Her life began with the disadvantage of having a drug-addicted mother. Meth Anne’s early childhood was difficult. Her mother’s addiction caused her to neglect Meth Anne and exposed her to very adult situations. Her mother’s constant search for love, peace, and her next fix meant Meth Anne was moved from place to place. Her life was filled with unkept promises. She quickly learned not to trust.
Meth Anne’s first encounter with drugs came at the hand of her own mother when she furnished them in utero to her unborn daughter. Later, in an effort to buy herself some free time so she could use drugs herself, Meth Anne’s mother gave her a small dose “just to help her sleep.”
Later as a young girl, Meth Anne accidentally overdosed on pills she found lying around her home. As a preteen, Meth Anne began to notice and comprehend the drug use in her home. The seeming pleasure it offered caused her to sample drugs just to see for herself what it felt like. She experienced the false sense of euphoria and the feeling of being able to escape her difficult life for a short while.
What she did not realize was the drugs had begun to sew themselves into her heart, mind and body. She quickly progressed from sampler to regular user. Her needs quickly drove her to harder and harder drugs.
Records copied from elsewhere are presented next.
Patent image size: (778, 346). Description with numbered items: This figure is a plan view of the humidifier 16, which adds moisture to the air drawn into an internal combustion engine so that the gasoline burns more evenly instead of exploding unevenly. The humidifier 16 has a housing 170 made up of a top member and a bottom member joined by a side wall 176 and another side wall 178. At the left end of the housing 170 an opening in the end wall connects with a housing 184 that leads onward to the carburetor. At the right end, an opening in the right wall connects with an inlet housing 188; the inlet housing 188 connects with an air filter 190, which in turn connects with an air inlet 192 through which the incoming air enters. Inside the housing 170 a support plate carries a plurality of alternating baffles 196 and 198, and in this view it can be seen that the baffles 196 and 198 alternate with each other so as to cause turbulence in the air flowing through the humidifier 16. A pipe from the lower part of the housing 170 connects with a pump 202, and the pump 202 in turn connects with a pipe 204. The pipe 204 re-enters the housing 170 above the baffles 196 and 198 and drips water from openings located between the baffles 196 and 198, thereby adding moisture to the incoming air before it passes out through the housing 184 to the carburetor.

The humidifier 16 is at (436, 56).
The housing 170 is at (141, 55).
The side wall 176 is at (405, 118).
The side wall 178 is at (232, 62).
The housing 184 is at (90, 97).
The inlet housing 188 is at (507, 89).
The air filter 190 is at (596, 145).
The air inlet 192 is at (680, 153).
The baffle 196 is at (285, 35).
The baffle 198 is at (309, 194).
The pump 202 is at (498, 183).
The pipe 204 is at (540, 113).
The fatal blow came when she experienced methamphetamine, or “meth,” bringing her full circle to the very substance her mother had introduced her to while she was still in the womb. Her addiction quickly seized control of her life, taking her to dangerous places and other desperate people.
In order to feed her addiction, she found herself stealing—even from friends. When she could no longer steal to support her habit, she traded on only thing she had—her body. The wasteland that her life had become drove her into an ever-deepening depression.
Her answer to the pain was to stay “up,” which required larger amounts and longer periods of drug use. Sadly, Meth Anne took her last “trip” one sunny afternoon when her heart simply failed. She died in the back room of a deserted, fetid house not far from the place she was born. Her short, pain-filled life was officially reduced to that of a statistic.